NEW YORK, (Reuters) – The New York Stock Exchange’s head called on regulators Thursday to modify rules making it more difficult for the NYSE and other trading platforms to trade stock orders. The market share for exchanges during retail trading has declined compared to those of off-exchange brokers.

Stacey Cunningham is president of Intercontinental Exchange.

At an annual meeting of Securities Traders Association, she stated that “it’s as if we’re in a Bullfight” and added, “You can beat the exchange prices if the bull has been drugged and starved for at least two weeks.”

U.S. Securities and Exchange Commission Chair Gary Gensler has said his agency is revisiting regulations he says may create an unequal playing field https://www.sec.gov/news/speech/gensler-global-exchange-fintech-2021-06-09 for exchanges versus broker dealer-run trading platforms.

Sub-penny Rule is one rule that the SEC will be reviewing. The rule prevents exchanges displaying bid/offer quotes in increments lower than a penny. However, off-exchange trading platform can offer fractional and sub-penny prices discounts to exchange prices. This is appealing to retail brokers, who must get the best price for their clients.

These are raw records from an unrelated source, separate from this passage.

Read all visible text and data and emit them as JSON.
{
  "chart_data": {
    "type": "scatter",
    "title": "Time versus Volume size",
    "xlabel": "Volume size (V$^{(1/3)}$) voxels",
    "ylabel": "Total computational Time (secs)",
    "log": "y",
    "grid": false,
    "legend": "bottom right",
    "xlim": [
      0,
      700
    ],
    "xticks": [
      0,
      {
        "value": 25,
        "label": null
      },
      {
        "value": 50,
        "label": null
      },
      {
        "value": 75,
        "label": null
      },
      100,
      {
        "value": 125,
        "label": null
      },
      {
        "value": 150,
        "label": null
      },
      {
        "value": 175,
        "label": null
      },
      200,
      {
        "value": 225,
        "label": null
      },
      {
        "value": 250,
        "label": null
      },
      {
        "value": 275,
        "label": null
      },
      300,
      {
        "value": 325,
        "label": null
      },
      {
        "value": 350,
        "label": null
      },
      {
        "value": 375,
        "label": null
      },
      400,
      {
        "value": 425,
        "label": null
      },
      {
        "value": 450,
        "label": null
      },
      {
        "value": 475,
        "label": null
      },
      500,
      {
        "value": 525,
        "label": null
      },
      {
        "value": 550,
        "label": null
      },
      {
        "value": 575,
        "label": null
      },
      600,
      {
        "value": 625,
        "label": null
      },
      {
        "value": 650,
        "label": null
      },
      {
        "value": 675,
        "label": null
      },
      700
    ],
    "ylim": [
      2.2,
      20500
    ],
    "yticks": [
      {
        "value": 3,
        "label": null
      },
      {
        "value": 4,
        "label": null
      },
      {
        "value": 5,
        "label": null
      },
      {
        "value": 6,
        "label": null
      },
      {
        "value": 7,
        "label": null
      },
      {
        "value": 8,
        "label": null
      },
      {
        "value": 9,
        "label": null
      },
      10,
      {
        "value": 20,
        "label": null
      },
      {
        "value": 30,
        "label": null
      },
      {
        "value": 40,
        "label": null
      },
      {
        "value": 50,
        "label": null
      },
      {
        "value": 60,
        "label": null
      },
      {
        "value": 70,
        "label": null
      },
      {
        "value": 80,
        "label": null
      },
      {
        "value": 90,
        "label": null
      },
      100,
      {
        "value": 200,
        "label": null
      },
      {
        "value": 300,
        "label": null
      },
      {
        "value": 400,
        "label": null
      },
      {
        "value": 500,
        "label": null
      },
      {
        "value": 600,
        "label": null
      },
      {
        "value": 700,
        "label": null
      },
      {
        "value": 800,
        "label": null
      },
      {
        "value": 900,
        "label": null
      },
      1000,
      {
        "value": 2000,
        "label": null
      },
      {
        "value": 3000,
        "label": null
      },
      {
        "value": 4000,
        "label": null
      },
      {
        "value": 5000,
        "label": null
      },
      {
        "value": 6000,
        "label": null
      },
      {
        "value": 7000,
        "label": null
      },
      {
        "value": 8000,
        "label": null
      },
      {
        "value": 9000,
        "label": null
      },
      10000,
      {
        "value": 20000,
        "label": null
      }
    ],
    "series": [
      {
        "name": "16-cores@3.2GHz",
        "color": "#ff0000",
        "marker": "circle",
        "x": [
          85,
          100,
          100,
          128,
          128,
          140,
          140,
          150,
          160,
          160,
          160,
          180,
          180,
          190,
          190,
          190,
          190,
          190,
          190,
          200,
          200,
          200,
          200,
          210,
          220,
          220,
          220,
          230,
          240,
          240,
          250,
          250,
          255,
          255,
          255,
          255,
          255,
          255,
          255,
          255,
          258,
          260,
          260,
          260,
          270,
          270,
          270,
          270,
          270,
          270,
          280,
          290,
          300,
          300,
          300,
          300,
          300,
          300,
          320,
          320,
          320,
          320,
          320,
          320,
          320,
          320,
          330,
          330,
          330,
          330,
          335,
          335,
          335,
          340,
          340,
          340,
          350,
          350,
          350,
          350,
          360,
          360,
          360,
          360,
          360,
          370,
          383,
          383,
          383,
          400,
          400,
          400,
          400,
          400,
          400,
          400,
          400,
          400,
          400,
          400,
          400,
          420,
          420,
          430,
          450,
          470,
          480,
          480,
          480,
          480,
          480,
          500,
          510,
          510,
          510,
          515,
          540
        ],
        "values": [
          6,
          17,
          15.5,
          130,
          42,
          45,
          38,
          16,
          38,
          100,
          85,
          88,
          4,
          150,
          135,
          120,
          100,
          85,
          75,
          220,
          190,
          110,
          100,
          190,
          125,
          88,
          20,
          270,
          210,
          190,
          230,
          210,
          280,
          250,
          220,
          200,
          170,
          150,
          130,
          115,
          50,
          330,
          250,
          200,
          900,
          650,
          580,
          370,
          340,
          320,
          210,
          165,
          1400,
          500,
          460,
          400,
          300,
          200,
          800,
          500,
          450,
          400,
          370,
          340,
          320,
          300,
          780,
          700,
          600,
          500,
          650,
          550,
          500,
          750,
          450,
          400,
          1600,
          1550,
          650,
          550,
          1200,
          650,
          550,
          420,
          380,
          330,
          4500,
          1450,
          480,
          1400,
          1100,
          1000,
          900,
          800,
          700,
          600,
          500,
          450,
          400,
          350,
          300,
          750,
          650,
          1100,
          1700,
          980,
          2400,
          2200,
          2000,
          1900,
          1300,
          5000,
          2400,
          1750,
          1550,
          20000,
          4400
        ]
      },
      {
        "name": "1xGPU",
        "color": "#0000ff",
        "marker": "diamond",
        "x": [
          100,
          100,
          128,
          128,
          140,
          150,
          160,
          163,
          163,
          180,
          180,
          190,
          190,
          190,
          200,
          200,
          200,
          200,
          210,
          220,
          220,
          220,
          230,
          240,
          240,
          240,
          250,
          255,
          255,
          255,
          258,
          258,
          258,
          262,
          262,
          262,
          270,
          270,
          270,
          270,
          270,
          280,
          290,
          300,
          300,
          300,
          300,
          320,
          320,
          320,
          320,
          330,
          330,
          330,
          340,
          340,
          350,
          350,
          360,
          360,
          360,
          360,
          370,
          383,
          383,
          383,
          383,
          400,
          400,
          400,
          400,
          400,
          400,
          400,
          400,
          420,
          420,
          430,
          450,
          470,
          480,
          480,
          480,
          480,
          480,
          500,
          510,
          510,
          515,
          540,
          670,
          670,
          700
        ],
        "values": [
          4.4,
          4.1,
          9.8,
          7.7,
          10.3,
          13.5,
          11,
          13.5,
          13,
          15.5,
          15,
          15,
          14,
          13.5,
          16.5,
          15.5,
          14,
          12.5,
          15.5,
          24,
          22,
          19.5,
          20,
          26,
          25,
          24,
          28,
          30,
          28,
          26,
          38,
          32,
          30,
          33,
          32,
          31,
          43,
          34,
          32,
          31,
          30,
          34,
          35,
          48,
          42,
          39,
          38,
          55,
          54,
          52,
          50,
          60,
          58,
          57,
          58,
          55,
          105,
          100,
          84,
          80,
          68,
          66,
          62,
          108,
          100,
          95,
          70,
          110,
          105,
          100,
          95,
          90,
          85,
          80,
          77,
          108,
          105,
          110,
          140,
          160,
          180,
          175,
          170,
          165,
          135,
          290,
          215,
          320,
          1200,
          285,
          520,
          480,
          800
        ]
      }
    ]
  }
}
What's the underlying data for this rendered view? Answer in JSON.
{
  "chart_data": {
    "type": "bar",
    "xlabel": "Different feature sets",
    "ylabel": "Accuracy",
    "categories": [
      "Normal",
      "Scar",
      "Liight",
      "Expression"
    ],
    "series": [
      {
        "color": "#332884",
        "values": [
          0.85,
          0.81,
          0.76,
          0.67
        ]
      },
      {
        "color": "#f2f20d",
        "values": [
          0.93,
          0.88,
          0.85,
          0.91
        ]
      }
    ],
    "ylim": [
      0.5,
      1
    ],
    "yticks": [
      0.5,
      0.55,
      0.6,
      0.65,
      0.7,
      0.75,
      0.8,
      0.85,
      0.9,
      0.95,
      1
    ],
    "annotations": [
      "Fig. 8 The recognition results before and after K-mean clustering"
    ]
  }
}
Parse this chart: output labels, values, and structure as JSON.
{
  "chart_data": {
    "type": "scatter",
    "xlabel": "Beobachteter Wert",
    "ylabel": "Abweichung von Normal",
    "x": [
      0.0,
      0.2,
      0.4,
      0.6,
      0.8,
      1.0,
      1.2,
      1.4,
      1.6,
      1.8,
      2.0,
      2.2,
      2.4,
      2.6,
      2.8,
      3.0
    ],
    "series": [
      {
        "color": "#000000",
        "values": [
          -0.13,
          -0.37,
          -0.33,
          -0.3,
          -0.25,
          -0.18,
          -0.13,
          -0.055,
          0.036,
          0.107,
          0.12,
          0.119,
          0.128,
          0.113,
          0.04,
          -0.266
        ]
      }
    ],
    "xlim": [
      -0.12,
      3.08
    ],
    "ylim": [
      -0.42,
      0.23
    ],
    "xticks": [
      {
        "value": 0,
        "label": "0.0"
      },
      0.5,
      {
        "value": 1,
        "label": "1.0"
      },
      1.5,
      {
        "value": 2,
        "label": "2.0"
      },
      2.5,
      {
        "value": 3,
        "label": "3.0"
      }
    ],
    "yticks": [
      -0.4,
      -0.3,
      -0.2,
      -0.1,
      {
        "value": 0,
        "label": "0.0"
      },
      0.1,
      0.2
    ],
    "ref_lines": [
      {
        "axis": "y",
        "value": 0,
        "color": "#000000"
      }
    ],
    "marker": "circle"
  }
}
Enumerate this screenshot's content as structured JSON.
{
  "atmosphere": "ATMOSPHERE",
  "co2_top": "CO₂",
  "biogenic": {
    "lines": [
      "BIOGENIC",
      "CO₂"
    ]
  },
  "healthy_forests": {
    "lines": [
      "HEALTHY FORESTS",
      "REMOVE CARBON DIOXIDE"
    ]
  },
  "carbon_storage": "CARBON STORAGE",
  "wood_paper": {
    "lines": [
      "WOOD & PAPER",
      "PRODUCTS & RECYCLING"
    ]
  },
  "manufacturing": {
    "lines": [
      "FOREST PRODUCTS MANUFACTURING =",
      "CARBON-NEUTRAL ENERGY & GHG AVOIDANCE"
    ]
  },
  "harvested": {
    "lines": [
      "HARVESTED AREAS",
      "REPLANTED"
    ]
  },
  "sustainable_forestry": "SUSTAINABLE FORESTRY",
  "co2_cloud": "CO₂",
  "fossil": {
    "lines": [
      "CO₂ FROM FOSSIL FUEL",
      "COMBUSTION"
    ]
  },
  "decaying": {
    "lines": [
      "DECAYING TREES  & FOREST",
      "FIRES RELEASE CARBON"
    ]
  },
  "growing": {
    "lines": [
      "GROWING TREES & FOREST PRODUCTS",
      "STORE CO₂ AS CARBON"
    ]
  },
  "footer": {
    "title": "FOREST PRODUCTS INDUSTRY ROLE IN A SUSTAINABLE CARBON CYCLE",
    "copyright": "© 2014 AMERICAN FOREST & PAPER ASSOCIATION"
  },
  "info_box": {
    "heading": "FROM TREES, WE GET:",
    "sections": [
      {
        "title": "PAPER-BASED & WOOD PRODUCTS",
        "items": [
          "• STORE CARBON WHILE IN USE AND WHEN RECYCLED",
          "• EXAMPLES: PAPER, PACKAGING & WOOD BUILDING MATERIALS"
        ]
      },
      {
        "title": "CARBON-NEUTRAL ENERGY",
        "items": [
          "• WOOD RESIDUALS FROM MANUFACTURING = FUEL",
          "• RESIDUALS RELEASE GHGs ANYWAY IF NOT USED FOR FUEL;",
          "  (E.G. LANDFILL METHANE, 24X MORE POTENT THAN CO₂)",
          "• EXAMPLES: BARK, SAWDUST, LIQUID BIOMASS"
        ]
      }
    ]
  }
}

In 2005, the rule was adopted because it was believed that sophisticated traders could use smaller price increases to outperform retail orders.

Wholesale brokers will account for the majority of all retail orders by 2021.

According to Virtu Financial (NASDAQ), retail trading has risen in the last few years as an online broker dropped their trading commissions and because of this, it accounts for just slightly over 20% of total market volume. In 2018, however, that figure was barely 10%.